At first, after his return from Italy, Linacre lectured on Greek at
Oxford. Something of the influence acquired over English students and
the good he accomplished may be appreciated from the fact that with
Grocyn he had such students as More and the famous Dean Colet. Erasmus
also was attracted from the Netherlands and {89} studied Greek under
Linacre, to whom he refers in the most kindly and appreciative terms
many times in his after life. Linacre wrote books besides lecturing,
and his work on certain fine points in the grammar of classical
Latinity proved a revelation to English students of the old classical
languages, for nothing so advanced as this had ever before been
attempted outside Italy.

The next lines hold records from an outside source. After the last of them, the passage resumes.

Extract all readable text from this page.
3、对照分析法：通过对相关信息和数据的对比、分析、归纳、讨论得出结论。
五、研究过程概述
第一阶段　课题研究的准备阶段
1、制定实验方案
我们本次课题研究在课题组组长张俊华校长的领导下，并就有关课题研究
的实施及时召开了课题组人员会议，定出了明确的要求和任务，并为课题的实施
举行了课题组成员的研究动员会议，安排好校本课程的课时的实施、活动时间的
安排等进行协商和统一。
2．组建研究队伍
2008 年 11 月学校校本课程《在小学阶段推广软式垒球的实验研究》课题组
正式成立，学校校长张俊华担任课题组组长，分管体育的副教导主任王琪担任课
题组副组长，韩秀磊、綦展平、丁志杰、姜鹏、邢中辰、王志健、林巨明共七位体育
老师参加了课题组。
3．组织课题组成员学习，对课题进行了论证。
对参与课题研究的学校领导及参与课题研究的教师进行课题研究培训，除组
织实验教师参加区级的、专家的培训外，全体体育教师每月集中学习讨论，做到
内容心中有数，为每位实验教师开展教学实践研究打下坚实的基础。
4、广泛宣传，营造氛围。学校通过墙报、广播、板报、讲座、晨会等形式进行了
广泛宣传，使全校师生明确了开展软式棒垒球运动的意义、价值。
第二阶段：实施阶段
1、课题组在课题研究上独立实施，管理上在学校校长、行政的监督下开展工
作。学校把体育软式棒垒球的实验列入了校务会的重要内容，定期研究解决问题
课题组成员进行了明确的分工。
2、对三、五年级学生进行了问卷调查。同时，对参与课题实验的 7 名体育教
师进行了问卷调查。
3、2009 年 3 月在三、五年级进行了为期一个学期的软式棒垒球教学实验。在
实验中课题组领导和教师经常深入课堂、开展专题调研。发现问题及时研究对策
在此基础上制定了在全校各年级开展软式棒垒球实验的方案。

In one of the last years of the fifteenth
century Linacre was appointed tutor to Prince Arthur, the elder
brother of Henry VIII, to whom it will be remembered that Catherine of
Aragon had been betrothed before her marriage with Henry. Arthur's
untimely death, however, soon put an end to Linacres' tutorship.
As pointed out by Einstein, the reputation of Grocyn and Linacre was
not confined to England, but soon spread all over the Continent. After
the death of the great Italian humanists of the fifteenth century, who
had no worthy successors in the Italian peninsula, these two men
became the principal European representatives of the New Learning.